The fact is, African suffering and starvation, like the Bush War itself, was hidden away in the vast wilderness of the country, and in areas of low sustainability called Tribal Trust Lands or TTLs, where Africans were corralled and forced to live. In these barren areas the desperate struggle to survive by Rhodesia's Africans was not often visible to the whites in the cities, cocooned in opulent luxury and protected from it all by their own sense of superiority.

A spirit medium performs a ritual among the remains of freedom fighters killed by Rhodesian security forces during the liberation struggle before the bodies were dumped in disused mineshafts at Chibondo, Mount Darwin, to conceal the atrocities

In a typical and classic insurgent technique, during the war the Black Nationalists moved amongst the population. They also relied upon sympathetic Catholic Missions for support. Schorr postulates quite reasonably that the Black Nationalists would not have committed the spate of missionary killings in Rhodesia for which they were and are still credited, because missionaries were those most likely to aid and abet them in their battle against Rhodesian forces. Many missionaries were prosecuted, imprisoned and even deported for giving medical aid, food and shelter to the Nationalists.

Schorr also throws doubt on the common assumption that the Nationalists perpetrated the most awful atrocities against the black peasants of Rhodesia.

Although it is likely that some rogue members of the Nationalist movement might have taken vengeance upon those amongst the local population who gave information to the Rhodesians, the nature of many of the atrocities suggest a more visceral hatred, and this is something that seems more likely to have been committed by those who saw or considered black people subhuman.

By turn, the Nationalists relied heavily upon the local population for support, sanctuary and succour, and were unlikely to attack their own people so viciously.

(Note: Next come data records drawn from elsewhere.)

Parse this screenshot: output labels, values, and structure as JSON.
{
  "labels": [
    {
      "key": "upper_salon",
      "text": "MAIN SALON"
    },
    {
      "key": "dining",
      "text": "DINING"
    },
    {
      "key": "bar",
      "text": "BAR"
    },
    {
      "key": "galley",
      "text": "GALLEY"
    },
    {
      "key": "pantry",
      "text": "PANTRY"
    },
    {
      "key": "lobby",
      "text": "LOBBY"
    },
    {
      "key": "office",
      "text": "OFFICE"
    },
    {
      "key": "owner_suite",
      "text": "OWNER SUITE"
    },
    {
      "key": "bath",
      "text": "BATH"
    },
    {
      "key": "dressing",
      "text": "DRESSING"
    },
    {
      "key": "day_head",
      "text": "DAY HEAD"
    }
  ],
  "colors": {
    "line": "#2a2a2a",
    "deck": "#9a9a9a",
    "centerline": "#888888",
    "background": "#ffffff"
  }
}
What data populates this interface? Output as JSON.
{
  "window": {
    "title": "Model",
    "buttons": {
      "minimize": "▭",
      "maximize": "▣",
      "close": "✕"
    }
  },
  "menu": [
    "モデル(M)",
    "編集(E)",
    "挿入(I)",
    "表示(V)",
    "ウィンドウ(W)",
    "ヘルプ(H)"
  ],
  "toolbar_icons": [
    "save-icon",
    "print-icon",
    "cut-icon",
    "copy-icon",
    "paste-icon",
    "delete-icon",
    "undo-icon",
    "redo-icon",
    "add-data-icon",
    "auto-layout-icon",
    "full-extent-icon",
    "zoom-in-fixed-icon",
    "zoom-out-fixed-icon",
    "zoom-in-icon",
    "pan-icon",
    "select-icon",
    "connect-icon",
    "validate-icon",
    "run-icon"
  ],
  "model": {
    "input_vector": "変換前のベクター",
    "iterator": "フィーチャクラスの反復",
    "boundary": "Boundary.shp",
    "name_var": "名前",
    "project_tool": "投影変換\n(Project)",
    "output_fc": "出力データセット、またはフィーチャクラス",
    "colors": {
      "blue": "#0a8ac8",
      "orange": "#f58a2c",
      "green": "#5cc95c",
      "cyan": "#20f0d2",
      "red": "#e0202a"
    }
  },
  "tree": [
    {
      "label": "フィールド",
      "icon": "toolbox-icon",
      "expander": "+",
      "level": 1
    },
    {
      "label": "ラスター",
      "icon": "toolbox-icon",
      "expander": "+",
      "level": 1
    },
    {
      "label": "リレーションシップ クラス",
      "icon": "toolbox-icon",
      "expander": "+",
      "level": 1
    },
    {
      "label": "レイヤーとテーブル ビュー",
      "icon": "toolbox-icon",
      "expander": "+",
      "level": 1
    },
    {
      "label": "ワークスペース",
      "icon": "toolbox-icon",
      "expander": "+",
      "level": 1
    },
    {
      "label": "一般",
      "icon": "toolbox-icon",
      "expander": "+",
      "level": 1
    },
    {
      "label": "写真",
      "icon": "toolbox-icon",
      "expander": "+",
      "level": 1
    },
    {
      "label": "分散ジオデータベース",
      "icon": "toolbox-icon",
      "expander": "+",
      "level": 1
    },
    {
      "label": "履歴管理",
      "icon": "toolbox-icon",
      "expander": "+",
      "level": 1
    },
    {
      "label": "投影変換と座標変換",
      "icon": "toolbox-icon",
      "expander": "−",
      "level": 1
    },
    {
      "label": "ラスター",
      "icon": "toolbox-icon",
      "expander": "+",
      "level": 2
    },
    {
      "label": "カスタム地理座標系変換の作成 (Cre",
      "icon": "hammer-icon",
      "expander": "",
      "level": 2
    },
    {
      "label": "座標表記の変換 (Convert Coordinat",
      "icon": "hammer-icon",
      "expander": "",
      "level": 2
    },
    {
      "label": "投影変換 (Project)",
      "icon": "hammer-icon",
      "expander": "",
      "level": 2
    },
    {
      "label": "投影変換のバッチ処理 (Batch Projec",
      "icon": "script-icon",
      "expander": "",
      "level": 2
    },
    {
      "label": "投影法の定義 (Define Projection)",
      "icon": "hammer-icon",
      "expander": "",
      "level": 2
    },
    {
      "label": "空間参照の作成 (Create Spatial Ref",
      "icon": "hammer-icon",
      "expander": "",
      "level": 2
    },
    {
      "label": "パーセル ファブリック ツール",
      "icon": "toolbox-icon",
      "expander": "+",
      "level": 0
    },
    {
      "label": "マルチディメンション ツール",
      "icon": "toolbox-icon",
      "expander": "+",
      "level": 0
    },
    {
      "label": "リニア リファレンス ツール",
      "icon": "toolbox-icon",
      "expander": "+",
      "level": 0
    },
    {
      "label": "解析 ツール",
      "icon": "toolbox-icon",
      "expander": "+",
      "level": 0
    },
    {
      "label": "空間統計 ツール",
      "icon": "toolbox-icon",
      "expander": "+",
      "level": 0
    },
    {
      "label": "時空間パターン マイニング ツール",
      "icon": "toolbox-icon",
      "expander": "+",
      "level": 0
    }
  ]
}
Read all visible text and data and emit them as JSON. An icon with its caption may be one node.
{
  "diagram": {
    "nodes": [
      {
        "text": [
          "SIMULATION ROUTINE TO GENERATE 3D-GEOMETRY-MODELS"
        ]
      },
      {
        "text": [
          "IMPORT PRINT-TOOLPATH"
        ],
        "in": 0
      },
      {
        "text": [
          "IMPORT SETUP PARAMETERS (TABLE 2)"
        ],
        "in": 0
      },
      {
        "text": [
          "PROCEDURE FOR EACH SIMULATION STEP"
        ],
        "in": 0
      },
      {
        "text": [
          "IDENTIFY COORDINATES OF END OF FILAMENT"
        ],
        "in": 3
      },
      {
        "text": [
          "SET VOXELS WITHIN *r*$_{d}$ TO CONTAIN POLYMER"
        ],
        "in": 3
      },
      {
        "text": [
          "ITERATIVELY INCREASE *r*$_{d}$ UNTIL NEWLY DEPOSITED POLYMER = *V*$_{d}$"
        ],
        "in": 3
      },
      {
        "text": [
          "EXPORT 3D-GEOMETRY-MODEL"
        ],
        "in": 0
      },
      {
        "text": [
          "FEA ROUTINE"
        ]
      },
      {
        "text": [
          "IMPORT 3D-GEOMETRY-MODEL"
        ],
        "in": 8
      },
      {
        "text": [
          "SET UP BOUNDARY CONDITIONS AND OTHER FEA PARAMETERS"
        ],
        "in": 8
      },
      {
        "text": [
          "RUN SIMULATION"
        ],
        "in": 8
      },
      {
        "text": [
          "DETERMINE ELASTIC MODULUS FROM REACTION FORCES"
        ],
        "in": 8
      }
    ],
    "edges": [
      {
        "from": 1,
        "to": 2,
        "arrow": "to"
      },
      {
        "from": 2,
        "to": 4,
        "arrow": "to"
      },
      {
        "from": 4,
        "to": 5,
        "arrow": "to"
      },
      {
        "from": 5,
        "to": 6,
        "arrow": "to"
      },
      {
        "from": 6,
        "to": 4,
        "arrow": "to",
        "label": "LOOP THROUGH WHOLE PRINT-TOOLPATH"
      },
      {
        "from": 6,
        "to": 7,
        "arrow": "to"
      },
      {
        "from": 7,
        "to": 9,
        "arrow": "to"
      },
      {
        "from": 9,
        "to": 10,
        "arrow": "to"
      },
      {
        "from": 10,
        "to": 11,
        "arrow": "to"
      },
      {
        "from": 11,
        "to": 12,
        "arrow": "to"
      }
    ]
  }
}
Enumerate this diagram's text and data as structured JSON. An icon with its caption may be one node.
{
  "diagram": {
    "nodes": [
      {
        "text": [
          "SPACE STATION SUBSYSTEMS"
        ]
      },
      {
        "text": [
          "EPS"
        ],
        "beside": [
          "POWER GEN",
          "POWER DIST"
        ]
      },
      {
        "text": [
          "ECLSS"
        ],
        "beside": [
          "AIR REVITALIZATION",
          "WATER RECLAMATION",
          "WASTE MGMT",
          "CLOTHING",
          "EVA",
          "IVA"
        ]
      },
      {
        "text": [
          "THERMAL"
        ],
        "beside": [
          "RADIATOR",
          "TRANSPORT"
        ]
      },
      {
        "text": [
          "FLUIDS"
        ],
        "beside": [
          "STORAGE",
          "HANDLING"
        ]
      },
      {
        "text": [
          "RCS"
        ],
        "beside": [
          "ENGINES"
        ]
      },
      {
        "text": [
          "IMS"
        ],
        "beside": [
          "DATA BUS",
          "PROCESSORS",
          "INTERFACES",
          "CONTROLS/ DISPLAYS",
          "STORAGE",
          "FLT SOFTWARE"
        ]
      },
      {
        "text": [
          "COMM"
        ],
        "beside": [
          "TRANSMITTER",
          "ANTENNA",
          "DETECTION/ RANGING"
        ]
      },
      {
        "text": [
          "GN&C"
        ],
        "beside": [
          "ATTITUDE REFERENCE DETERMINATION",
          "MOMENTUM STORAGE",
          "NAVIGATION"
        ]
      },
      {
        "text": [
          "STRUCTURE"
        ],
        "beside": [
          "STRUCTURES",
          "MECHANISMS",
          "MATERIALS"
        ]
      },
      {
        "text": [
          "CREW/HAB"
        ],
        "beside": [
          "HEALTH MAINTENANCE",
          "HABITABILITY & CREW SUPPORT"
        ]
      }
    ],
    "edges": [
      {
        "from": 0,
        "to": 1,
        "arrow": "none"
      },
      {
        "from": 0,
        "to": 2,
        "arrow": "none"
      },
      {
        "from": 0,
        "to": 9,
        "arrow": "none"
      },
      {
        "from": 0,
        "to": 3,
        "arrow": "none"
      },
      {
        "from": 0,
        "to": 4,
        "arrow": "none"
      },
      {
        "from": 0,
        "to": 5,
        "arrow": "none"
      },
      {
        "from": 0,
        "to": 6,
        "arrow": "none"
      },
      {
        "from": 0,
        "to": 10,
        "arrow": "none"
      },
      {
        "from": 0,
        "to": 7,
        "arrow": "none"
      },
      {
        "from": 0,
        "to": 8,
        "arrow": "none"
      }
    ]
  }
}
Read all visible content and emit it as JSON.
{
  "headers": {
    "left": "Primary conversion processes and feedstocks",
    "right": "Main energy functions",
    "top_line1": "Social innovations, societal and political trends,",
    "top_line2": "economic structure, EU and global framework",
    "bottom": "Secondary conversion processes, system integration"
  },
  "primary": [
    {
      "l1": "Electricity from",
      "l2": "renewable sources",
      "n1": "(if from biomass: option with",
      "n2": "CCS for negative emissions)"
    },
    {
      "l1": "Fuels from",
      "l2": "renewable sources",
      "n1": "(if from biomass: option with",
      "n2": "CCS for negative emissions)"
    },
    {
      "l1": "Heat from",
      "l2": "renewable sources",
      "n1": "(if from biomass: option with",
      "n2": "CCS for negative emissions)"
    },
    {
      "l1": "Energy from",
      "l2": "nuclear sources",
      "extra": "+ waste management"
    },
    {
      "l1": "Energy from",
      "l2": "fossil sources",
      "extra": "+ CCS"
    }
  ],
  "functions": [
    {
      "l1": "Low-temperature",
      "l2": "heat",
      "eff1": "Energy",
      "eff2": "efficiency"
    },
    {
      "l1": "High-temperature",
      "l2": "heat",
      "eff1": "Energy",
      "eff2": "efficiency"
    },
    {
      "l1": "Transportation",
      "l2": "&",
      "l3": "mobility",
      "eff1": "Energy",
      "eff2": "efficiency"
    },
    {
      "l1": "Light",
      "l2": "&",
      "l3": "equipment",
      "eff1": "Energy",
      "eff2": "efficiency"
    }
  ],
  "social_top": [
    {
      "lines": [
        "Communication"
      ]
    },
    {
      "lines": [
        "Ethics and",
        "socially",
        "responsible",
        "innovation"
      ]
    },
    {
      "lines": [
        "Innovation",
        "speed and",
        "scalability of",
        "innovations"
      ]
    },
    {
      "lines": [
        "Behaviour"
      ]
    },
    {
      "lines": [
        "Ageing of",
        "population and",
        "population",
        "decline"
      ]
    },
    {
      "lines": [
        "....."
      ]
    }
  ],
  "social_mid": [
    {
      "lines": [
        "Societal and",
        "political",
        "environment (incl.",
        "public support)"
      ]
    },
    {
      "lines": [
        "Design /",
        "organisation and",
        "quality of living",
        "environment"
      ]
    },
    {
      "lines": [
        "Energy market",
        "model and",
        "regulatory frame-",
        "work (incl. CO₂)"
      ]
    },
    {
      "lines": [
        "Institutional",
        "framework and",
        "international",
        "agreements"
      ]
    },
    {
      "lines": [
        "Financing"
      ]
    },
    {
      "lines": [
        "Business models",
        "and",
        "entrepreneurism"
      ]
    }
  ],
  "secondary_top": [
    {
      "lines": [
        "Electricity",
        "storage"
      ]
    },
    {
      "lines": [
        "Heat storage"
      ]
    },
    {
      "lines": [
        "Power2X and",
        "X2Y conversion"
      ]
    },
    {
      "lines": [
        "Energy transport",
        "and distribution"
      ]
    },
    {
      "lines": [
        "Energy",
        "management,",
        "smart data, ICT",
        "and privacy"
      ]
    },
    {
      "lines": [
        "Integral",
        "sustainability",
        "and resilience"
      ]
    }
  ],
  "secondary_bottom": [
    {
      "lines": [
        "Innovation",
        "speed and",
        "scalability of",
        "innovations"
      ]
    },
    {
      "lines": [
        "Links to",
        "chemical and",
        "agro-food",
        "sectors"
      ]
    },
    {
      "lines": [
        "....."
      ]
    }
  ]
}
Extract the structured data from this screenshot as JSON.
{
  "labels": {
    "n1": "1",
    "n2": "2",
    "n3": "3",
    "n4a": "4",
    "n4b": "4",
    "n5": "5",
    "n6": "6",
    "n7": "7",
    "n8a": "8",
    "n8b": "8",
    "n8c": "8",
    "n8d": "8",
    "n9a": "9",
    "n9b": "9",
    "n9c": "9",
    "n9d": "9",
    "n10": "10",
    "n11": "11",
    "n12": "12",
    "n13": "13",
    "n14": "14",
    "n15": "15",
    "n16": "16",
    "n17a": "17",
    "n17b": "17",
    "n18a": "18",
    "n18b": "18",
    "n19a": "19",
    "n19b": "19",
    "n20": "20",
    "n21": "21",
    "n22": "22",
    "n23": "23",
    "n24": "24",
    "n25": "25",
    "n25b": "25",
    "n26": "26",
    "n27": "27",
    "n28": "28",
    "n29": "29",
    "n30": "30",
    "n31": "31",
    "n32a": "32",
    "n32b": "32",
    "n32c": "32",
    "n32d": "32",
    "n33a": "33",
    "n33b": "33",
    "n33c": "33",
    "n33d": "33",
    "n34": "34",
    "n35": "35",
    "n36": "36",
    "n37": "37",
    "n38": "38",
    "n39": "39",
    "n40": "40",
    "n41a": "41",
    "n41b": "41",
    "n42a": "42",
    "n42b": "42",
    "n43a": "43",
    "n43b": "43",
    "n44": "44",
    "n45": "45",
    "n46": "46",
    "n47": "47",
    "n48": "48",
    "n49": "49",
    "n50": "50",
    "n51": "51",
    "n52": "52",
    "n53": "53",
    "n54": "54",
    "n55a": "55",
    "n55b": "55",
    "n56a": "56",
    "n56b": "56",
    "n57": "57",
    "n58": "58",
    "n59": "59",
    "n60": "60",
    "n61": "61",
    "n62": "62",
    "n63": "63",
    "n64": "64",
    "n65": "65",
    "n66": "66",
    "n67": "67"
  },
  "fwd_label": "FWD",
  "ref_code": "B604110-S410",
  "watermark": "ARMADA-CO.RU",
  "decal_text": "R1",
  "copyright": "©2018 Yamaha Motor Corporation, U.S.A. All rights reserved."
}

In his book "Dirty War", Glenn Cross describes how, after becoming ill, insurgents who had been poisoned through illegal chemical weapons use would return to the last village at which they had eaten and take revenge on the villagers they assumed had poisoned them with their last meal. The Rhodesians were clever enough to use poisons that took as long as a week to produce a fatality, and it's unlikely that any of those affected had the slightest idea that they had been made ill by a pair of jeans or a packet of aspirin used a week previously.

But that the Rhodesians were contaminating clothing, food and medicine with poisons is undeniable, and Cross provides plenty of evidence that their use was indiscriminate and often detrimental to the local civilian population.

Although it is evident that a chemical warfare programme in Rhodesia existed, the speculation regarding the pseudo terrorist units of the Selous Scouts being engaged in false flag operations is so far just that: speculation.

But this speculation is not going to be popular amongst the sort of person – ex-Rhodesians and present day white Zimbabweans – who might read this book. They might be resistant to the notion that Rhodesia was morally bankrupt from the moment Smith declared UDI and that racism and protection of white privilege brought a decade-long war of attrition to resist black governance and self-determination.